I graduated from a major Texas university about three years ago. Since then, I had been paying my student loan payments online at a price that I thought was very affordable. It had been difficult to find a job in my field, but I had been working for about a year and had some savings, so I decided to go and buy a new car. I went to the lot, looked around, and found one that I just fell in love with. When I went into the loan office, though, I was shocked to hear that my credit rating was in the red and there was no way they’d be able to offer me a loan.
Since I only had one credit card and my student loans as outstanding debt, I called each company to see if anything was wrong. After a lengthy talk with my student loan lender, we uncovered something shocking: my student loans had been split into two parts, and the payments I had been making were only for one of them. The other had gone unpaid because the letter they sent about it never got to me. With fees and interest, I now owed over $30,000. I was stunned; it felt like my life was crumbling in on me. All my savings would now have to go toward my loan, and I would have to go into “loan rehabilitation” in order to clean up my credit, which meant paying nearly $400 a month to keep the balance current.
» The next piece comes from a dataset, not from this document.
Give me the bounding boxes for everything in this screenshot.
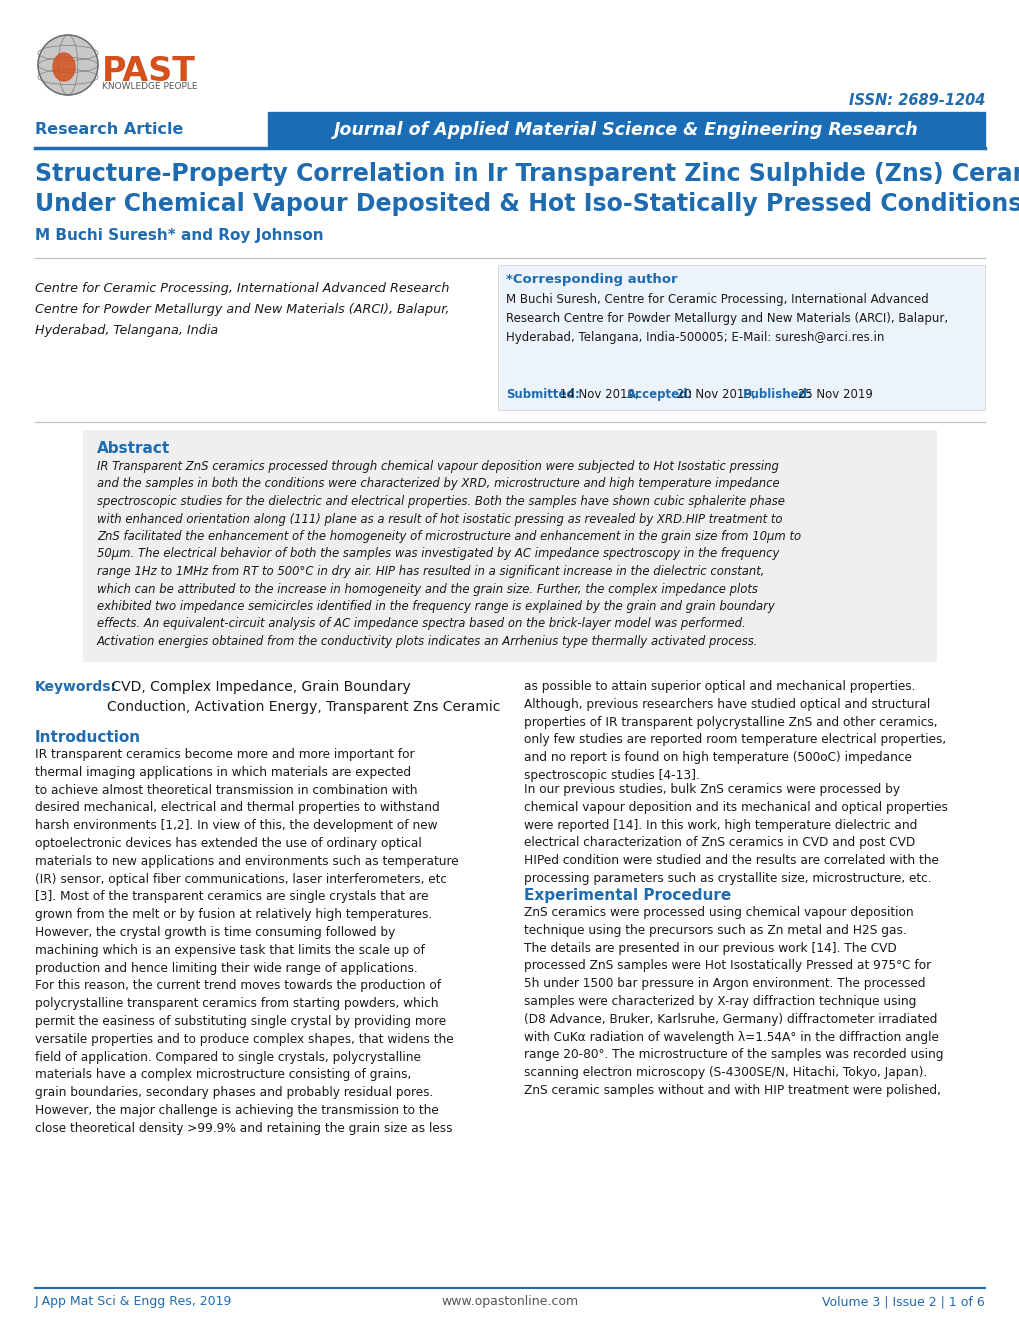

What was even more shocking to me was that the loan rehab officer told me that I was not the only student in this situation. Each year, almost thirty percent of student loans go into default because the payments are split without the student being informed. They continue to make payments, thinking they are paying on their full balance, when in reality their loans are going into default. Before any students’ loan payments begin after graduation, they need to monitor their accounts carefully every few months to make sure their lender has not split up their loans.